Sports companies, like other businesses, evolve. They find new product lines and revenue streams. While the National Basketball Association’s core business of showcasing the world’s best hoopsters has remained consistent over its 70+ years in operation, they’ve also branched out many times. One of the league’s key figures in pursuing such opportunities is Deputy Commissioner Mark Tatum. From staging games in Africa to finding new ways to reach youth players to figuring out best practices for placing sponsor logos on jerseys, he shepherds new initiatives from concept to completion.

If you’ve read my blog much, you might have guessed that a lot of the work I do involves content based around former players in a number of sports. When I Mark Tatum in Springfield, Massachusetts at the Basketball Hall of Fame Enshrinement festivities, I was curious about his employer’s motivation for getting involved in the celebration of former greats, and that’s the first question in the video interview that’s the centerpiece of this post.

When I saw him, Tatum was attending the Education and Leadership Luncheon at Springfield College, sponsored by the Hall of Fame and Beta Sigma Boulé. One of the audience’s question’s revolved around women in basketball and emcee Paul Lambert from the Hall of Fame directed it his way. Tatum talked about the WNBA (he has twice helmed it on an interim basis when the women’s league was between chief executives) and he and I later had a chat about the Dallas Wings after we bumped into each other on the way to the ceremony.


After watching the enshrinement proceedings, it got me thinking that the 2019 class represented a number of the ways the game has expanded its reach. The group included the family of the late Carl Braun. Braun played in the earliest years, when even the concept of a successful pro basketball league was new.

We saw Charles “Chuck” Cooper posthumously enshrined. The league has progressed from Cooper’s being the first African-American player drafted to becoming a major cultural force for people like him.

In addition to being a fine player and a groundbreaking African-American coach, one could make the case that Golden State Warriors’ icon Al Attles played an important role in helping the league become truly national, as he and his teammates made pro basketball a viable business proposition far from its East Coast roots.

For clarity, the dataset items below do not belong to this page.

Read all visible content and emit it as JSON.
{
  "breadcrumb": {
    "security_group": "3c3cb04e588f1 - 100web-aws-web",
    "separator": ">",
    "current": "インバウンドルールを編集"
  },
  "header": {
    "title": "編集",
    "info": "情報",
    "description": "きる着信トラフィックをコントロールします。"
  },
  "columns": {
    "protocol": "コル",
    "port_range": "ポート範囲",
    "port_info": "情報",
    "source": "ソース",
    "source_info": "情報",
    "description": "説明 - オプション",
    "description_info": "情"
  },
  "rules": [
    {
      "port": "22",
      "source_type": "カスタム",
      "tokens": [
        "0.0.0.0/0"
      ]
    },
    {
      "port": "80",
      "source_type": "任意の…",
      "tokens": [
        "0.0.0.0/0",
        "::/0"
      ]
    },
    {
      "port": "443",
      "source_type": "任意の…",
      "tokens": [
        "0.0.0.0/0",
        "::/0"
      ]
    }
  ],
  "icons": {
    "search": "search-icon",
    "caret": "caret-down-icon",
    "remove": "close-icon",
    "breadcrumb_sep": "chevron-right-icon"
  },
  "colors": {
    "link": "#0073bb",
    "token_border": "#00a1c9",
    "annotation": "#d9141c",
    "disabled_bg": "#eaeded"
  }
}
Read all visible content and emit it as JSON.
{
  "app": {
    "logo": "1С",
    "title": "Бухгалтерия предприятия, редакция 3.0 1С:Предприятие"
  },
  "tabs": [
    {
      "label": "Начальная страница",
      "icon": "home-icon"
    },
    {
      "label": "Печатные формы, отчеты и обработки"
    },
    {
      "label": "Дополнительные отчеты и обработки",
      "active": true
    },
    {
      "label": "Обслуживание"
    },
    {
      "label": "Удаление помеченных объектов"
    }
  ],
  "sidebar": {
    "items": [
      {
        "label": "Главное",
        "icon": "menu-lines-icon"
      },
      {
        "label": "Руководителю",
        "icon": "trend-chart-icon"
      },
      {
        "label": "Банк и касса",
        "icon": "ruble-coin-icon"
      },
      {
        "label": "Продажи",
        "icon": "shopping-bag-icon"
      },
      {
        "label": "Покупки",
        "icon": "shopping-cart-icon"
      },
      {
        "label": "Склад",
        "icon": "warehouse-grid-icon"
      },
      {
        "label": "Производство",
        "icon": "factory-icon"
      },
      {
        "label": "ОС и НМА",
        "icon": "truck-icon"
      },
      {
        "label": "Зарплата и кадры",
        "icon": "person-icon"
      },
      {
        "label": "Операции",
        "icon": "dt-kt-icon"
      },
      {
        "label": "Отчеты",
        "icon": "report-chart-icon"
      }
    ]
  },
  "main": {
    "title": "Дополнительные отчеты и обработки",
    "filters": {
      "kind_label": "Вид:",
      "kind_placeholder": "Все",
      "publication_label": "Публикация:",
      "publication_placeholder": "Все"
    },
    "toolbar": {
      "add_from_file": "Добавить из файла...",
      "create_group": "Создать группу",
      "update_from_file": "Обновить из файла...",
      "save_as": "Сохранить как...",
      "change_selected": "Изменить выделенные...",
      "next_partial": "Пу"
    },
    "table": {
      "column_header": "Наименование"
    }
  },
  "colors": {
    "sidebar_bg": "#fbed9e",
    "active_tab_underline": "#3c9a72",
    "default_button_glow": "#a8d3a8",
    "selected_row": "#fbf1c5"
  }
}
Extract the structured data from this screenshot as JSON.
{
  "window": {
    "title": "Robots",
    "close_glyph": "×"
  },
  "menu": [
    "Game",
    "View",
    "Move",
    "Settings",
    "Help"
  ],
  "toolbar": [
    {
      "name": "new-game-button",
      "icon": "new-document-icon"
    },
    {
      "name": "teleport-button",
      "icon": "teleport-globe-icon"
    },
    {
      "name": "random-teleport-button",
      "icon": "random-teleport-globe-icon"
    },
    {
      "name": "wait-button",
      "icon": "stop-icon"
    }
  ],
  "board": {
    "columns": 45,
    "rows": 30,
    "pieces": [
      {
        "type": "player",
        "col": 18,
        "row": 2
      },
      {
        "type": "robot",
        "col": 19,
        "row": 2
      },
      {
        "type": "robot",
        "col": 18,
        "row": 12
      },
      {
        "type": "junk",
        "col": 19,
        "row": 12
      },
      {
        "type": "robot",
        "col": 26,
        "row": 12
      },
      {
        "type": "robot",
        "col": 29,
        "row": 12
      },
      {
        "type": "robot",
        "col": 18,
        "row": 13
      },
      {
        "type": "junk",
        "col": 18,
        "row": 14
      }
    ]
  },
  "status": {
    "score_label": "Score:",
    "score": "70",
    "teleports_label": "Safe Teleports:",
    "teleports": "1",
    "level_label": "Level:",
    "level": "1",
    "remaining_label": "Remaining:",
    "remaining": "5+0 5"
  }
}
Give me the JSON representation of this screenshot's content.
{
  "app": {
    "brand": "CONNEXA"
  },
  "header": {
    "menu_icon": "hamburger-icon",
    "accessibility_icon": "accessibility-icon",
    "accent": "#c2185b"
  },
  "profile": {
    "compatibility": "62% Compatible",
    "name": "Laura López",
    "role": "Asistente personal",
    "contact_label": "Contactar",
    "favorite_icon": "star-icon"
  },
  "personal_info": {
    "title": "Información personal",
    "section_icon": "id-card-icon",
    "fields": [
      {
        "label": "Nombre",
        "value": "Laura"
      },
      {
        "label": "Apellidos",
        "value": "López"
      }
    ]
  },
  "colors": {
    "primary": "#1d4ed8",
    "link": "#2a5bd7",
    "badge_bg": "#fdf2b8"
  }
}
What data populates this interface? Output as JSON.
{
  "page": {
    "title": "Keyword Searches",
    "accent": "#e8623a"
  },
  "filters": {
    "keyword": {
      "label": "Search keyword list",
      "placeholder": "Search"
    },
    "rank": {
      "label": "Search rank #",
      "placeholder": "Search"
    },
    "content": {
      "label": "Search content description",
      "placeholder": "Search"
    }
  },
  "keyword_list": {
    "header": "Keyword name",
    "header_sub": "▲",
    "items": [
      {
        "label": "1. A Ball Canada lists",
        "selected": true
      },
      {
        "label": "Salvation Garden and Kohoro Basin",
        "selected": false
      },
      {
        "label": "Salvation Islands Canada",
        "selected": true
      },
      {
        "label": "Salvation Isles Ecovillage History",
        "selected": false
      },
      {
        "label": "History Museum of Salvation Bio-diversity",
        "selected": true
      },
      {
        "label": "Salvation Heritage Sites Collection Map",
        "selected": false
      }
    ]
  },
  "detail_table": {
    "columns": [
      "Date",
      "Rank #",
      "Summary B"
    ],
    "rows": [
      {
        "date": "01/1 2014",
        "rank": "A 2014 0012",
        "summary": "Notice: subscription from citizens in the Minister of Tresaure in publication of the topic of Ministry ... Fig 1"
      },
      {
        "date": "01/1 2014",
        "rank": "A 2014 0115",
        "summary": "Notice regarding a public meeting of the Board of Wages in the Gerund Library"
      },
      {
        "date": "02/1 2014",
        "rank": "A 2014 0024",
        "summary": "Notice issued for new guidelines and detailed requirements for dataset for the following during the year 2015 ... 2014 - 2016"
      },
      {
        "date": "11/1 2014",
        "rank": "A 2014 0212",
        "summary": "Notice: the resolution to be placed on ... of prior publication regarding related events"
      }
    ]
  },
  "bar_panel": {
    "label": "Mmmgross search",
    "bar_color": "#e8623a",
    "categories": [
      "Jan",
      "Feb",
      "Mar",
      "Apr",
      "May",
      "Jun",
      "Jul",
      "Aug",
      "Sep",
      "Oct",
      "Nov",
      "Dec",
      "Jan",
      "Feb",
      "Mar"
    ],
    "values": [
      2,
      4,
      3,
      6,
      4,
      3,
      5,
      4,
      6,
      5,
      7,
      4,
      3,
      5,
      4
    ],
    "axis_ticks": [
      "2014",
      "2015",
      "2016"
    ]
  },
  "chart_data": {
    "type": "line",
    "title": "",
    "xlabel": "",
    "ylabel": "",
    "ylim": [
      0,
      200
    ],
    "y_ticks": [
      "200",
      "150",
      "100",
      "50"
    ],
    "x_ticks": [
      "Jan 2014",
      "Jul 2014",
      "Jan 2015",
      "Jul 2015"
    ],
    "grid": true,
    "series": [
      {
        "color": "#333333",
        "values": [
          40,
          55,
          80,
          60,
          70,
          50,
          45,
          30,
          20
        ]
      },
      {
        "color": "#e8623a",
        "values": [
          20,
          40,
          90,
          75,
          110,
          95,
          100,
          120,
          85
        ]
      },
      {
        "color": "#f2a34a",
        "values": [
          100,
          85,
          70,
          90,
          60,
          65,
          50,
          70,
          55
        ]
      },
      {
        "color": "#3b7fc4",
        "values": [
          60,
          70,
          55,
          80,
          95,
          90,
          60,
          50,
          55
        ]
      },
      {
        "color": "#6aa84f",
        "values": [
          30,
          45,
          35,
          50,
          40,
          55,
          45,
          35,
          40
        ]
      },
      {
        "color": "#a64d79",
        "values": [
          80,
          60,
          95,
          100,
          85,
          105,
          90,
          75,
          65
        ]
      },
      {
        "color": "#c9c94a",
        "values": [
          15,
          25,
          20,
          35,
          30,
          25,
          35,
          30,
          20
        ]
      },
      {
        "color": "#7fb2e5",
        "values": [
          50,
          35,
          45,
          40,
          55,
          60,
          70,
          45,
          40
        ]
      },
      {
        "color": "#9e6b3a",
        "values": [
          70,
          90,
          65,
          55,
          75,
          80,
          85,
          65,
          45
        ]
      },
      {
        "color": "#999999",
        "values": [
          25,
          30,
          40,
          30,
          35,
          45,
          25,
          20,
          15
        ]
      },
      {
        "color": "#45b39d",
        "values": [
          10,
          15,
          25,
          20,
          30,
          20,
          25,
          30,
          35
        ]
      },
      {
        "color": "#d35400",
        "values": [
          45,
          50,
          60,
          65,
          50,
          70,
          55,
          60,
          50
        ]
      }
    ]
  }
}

Vlade Divac was one of the first successful international players in American professional basketball, helping open the doors to a host of overseas initiatives that have helped grow the NBA brand (and, no doubt, Tatum’s cache of frequent flyer miles).

Teresa Weatherspoon and the Wayland Baptist Flying Queens represented the embrace of the game by women, including, in Weatherspoon’s case, the Association’s ongoing major contribution to the effort, the WNBA.

The stories those honorees and the rest of the diverse class told from the podium gave testament to all the ways their game has become the world’s second most popular sport.  Basketball can supply great storylines that reflect society and sports (and business, for that matter).  Whether it’s through getting even more involved in using those tales to celebrate its tradition or finding the next place to expand, the NBA will, I feel sure, continue to look for ways to grow itself and its sport. That’s what good businesses do.